Köyümüz Dalalakçı tarihi ilgili iki
rivayet vardır. Bu rivayetleri burada kısaca açacağiz doğruluğunu tam
olarak bilmediğimiz için elinde bu konuda dökuman olanların yardımına
ihtiyacımız var.
Köyümüzün kuruluş tarihi 1270 li
yıllara dayanır. Günümüz iranında Avrupa ya açlan pencereye eşiklik
etmiş olan anadoluda bu konuda çok rivayet vardır.

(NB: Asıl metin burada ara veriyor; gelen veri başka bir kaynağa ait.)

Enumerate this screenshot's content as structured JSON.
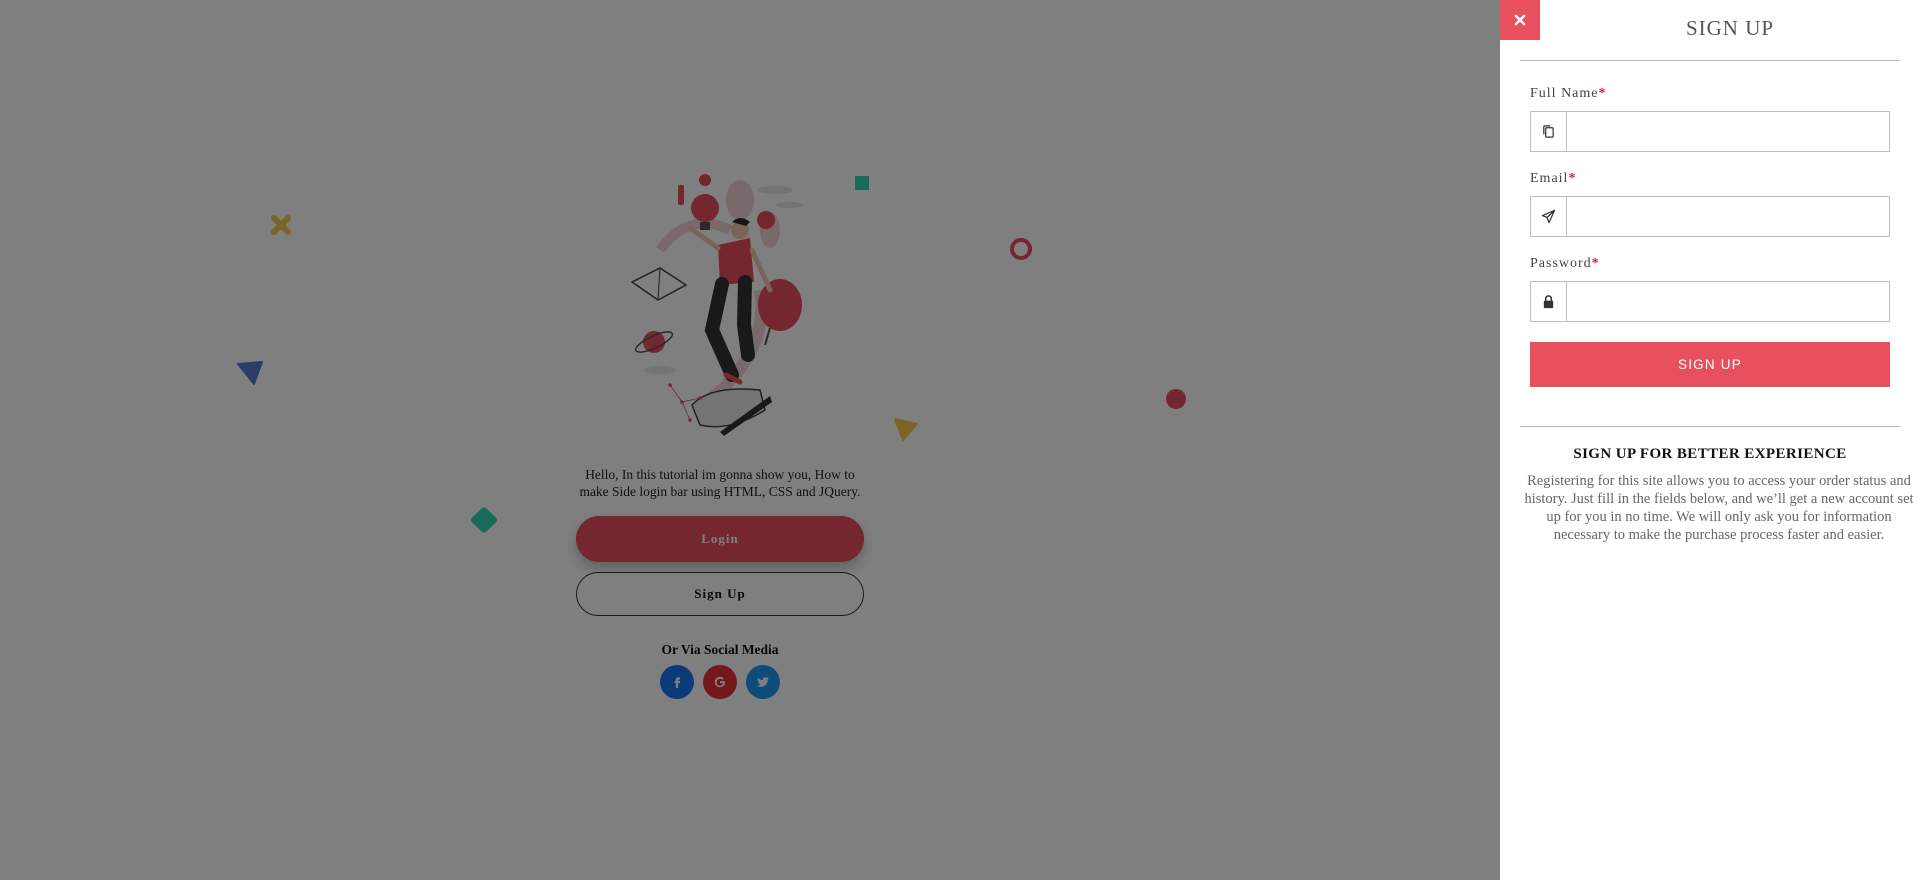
{
  "colors": {
    "accent": "#e84f5f",
    "facebook": "#1877f2",
    "google": "#e8303a",
    "twitter": "#1d9bf0",
    "required_star": "#e21b2f"
  },
  "main": {
    "intro_text": "Hello, In this tutorial im gonna show you, How to make Side login bar using HTML, CSS and JQuery.",
    "login_button": "Login",
    "signup_button": "Sign Up",
    "social_title": "Or Via Social Media",
    "social_icons": [
      "facebook-icon",
      "google-icon",
      "twitter-icon"
    ]
  },
  "panel": {
    "close_icon": "close-icon",
    "title": "SIGN UP",
    "fields": [
      {
        "label": "Full Name",
        "required_mark": "*",
        "icon": "copy-icon",
        "value": "",
        "placeholder": ""
      },
      {
        "label": "Email",
        "required_mark": "*",
        "icon": "paper-plane-icon",
        "value": "",
        "placeholder": ""
      },
      {
        "label": "Password",
        "required_mark": "*",
        "icon": "lock-icon",
        "value": "",
        "placeholder": ""
      }
    ],
    "submit_label": "SIGN UP",
    "info_title": "SIGN UP FOR BETTER EXPERIENCE",
    "info_text": "Registering for this site allows you to access your order status and history. Just fill in the fields below, and we’ll get a new account set up for you in no time. We will only ask you for information necessary to make the purchase process faster and easier."
  }
}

Bunların kuvettli
rivayet diye adlandıracak olanlardan birine göre, ipek yolu Köyümüz
dağlarından Kırşehir gediği ve dedenin eteğin den geçer.
Oyıllarda bir gurup türkmen göçebe
şimdiki köyümüz ile dedenin eteği arsında konaklarlar (belki birkaç
sülalenin kökeni oyıllara kadar uzanır)
Rivayetin birine göre bu türkmen
göçebeler arasında o yıllarda yaygın olan Dalak hastalığını (günümüz
ismi ile Sara hastalığı)ı tedavi eden bir bilir kişi varmış. Bu bilir
kişi bu hastalığı o günün şartlarında iki kaş arasında, burnun hemen
üzerinde kesici bir alet ile keserek yani kan akıtarak tedavi edermiş.

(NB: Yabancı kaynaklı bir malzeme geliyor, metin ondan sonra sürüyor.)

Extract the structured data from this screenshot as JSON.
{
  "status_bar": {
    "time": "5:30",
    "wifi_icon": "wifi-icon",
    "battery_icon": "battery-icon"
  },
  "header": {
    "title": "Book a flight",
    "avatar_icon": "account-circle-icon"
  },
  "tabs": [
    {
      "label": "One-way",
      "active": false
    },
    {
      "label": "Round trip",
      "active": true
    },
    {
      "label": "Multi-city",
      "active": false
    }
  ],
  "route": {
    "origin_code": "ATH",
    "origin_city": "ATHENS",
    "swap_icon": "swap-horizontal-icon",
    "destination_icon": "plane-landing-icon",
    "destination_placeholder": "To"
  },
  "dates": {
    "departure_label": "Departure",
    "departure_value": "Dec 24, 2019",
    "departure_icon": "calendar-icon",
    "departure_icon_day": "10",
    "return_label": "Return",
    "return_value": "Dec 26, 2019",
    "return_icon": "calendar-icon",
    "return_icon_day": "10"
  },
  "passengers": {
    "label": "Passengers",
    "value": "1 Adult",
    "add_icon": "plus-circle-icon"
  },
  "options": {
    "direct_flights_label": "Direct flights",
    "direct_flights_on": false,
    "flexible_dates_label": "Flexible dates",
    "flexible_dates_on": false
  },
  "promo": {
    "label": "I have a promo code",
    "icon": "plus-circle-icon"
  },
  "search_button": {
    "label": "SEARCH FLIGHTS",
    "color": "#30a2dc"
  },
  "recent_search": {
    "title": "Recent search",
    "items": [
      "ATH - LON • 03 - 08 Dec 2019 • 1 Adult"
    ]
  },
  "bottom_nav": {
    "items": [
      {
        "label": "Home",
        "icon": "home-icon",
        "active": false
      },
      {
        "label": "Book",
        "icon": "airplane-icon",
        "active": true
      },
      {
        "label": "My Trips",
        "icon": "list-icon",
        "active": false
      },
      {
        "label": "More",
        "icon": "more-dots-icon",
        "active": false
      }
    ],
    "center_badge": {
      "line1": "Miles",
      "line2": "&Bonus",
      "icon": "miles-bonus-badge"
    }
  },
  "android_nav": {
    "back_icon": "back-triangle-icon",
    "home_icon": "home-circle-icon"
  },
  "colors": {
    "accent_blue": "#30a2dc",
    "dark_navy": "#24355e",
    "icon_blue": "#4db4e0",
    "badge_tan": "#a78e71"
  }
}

Kan akıtmadaki amaç vucutta bulunan zehirlenmiş kanın yeni üretilen
kan ile temizlenmesi nötur hale getirilmesi. Çevre bölgedeki insanlar
tedavi için gittikleri o isimsiz yeri adlandırırken Dalak çı ya
(Arabacı, Tamirci der gibi) gidiyoruz diye anarlarmış. Bu zaman
içerisinde birleşik söylenerek Dalakçı şeklini almış ve osmanlı
döneminde resmiyet kazanmş diye biliniyor.
Öbür rivayete göre bu türkmen göçebeler
arasında o yıllarda sanata eli yatkın biri varmış. O yıllarda en
önemli araç gereç olan tırpan ve dolak. Dolak tırpan sallandığında
ayağı kesmesin diye kullanılan bir örgü. Kalın ip ve otlardan yapılan
bu örgüyü her sanatkarın yapamadığı ve vazgeçilmez bir araç olmasından
dolayı tüm çevre bölgedeki insanlar dolak
yaptırmaya gittikleri o isimsiz
yeri adlandırırken Dolak çı ya (Arabacı, Tamirci der gibi) gidiyoruz
diye anarlarmış. Bu söylev zaman içerisine evrimlere uğrayarak Dalakçı
olmuş ve osmanlı döneminde resmiyet kazanmş diye biliniyor.